In a paper published July 22, Müschen and an international team of researchers outline their findings that individual mutations only promote progression toward leukemia if they converge on one single pathway. In addition, some mutations actually generate “noise” that drowns out central elements of cancer development.

 
“Surprisingly, mutations that are not aligned with the central cancer pathway but instead promote growth and survival in divergent directions are counterproductive and even prevent overt transformation into cancer,” said Müschen, who is the corresponding author of the new study. “The concept of multistep cancer progression suggested that acquisition of additional mutations would invariably promote cancer, but we found that many of these mutations, in fact, lead to a dead end and stop cancer progression rather than promoting it.”
 
The team reached this conclusion after analyzing 1,148 patient-derived B cell leukemia samples to see how mutations either cooperated or antagonized each other.

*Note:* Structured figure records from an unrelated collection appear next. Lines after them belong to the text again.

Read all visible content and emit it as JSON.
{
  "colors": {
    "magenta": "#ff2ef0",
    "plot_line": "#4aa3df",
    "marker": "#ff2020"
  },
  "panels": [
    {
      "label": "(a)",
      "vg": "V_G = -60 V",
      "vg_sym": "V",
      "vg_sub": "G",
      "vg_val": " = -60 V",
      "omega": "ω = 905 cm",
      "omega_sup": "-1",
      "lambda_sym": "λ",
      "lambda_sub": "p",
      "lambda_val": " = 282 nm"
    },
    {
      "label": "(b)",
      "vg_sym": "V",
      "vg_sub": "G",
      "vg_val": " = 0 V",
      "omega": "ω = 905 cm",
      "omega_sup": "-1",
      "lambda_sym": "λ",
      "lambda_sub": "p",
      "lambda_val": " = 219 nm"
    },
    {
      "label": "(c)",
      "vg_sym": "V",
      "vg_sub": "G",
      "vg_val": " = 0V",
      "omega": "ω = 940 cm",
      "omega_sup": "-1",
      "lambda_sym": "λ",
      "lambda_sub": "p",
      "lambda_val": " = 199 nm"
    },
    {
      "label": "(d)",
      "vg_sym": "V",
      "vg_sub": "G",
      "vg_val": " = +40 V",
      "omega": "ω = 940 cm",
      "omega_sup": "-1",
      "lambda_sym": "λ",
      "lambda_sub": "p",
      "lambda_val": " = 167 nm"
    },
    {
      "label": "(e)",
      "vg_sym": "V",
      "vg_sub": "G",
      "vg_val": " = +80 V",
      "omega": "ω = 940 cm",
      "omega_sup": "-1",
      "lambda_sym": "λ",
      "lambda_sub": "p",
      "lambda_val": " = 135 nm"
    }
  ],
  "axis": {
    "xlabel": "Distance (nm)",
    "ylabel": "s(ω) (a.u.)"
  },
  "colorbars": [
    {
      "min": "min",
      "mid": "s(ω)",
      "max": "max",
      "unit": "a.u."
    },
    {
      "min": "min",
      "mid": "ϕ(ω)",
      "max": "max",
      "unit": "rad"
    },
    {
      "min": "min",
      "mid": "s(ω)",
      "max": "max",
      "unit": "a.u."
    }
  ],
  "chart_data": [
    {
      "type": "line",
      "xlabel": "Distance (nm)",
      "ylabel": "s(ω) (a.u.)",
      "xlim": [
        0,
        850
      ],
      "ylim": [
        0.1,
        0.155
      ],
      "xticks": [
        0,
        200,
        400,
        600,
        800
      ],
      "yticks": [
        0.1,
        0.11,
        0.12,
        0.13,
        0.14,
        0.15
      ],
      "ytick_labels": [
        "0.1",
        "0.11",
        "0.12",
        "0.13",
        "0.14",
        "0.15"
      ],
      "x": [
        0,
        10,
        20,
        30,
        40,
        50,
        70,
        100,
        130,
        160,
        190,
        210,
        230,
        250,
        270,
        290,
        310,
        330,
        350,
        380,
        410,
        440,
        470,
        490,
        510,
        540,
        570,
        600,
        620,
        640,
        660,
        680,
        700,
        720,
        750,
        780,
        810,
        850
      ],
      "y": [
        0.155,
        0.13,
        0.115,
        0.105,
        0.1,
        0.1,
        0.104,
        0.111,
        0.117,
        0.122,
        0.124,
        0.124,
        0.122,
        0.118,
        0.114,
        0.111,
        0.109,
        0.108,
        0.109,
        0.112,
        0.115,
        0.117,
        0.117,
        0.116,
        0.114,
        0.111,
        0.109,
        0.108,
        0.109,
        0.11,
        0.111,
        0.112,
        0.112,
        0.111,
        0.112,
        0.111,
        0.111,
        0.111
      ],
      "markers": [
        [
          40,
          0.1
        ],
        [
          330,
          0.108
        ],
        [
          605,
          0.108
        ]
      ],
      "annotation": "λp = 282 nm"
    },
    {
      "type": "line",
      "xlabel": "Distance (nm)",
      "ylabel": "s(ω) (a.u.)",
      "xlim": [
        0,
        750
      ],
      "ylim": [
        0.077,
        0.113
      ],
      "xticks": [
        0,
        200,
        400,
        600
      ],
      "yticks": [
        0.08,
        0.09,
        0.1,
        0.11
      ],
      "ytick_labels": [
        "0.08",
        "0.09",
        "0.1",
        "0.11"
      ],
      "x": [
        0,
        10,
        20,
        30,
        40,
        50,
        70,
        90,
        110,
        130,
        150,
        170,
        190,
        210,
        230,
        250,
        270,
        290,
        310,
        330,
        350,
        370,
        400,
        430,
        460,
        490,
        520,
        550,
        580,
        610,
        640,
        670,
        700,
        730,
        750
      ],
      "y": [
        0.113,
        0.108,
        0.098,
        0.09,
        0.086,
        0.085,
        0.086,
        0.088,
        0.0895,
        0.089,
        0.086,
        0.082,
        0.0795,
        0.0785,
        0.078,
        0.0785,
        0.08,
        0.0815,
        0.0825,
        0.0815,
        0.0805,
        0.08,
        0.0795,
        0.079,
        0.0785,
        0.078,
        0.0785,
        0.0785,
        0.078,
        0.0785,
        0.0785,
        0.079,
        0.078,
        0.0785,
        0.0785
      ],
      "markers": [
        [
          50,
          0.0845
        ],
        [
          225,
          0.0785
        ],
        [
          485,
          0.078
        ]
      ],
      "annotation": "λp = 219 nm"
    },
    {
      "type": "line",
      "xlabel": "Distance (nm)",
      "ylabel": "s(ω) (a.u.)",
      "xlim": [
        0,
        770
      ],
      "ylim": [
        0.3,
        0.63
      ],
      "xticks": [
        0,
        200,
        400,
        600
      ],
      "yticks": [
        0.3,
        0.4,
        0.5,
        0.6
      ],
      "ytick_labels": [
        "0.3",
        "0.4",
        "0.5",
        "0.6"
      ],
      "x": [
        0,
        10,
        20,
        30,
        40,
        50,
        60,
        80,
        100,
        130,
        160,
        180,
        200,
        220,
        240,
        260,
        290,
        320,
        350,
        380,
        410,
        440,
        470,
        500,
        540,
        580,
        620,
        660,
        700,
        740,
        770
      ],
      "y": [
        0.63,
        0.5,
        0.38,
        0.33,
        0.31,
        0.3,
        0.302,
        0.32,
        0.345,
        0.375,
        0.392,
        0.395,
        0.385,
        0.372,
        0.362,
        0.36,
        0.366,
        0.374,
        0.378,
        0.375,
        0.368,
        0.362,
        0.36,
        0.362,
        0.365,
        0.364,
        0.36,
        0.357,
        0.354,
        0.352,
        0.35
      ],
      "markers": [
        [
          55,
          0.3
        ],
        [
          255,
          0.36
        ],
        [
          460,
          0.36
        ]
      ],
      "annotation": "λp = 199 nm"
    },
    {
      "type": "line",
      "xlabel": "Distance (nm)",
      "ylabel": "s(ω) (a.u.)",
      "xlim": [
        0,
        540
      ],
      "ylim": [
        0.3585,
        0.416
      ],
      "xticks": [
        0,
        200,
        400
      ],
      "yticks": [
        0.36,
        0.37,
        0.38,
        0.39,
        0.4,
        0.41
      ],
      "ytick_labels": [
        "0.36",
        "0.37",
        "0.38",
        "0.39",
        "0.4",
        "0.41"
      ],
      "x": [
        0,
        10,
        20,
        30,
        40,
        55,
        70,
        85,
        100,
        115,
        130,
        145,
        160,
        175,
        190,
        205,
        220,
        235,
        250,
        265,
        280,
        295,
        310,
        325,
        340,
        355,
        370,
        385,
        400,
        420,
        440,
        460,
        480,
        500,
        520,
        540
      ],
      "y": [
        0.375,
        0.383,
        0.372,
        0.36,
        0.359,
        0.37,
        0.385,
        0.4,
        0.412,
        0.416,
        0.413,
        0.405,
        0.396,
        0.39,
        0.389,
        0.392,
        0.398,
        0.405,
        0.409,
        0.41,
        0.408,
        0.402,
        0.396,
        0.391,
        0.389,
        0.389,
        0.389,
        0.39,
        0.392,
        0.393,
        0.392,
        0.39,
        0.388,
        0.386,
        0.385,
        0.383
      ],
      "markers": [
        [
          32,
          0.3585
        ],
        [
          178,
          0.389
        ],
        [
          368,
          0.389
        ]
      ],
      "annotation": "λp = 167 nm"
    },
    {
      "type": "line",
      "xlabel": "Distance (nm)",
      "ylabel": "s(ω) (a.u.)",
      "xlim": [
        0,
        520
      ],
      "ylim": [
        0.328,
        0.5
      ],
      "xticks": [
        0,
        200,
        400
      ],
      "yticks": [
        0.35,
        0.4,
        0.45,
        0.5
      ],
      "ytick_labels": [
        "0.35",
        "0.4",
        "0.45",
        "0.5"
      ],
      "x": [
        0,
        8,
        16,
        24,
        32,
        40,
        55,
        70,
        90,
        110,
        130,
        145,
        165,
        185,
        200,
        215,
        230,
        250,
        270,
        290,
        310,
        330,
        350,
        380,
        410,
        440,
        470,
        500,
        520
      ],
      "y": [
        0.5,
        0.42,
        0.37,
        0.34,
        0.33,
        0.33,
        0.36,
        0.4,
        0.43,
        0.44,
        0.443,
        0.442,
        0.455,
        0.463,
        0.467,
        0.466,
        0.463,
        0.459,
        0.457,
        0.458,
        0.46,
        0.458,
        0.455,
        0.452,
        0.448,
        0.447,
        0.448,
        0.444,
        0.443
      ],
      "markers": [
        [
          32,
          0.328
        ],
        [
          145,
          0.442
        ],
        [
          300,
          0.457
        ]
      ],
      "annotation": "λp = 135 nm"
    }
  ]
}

Current targeted therapies in cancer are based mainly on suppressing the principal driver of cancer, but the study’s findings offer a previously unrecognized strategy to enhance treatment responses. 

A New Approach

As a strategy for preventing drug resistance and relapse, Müschen and his colleagues explored an alternative approach based on reactivating suppressed pathways in order to interfere with the principal oncogenic driver and potentially amplify treatment responses.
 
“We have developed drug combinations that would mimic these effects,” Müschen said. “Like a mutation that activates a divergent pathway, we found drugs to reactivate pathways that diverge from the central oncogenic driver to disrupt oncogenic signal transduction in these cells.”
 
 Müschen and his team are now testing various drug combinations.
 
“In these combinations, one drug directly inhibits the central oncogenic driver, while the second drug reactivates divergent pathways that were silenced during the transformation process,” Müschen said. “If successful for leukemia, we may be able to test this approach for the treatment of other cancers.” 
 
The study, titled “Signalling input from divergent pathways subverts B-cell transformation,” features additional City of Hope authors and researchers from the Dana Farber Cancer Institute and Harvard Medical School, University of California San Francisco, University of Cambridge, University of Pittsburgh Drug Discovery Institute, University of Eastern Finland and Tampere University Hospital in Finland. Portions of the work were supported by a National Cancer Institute Outstanding Investigator Award (R35CA197628), The Leukemia & Lymphoma Society and the Howard Hughes Medical Institute.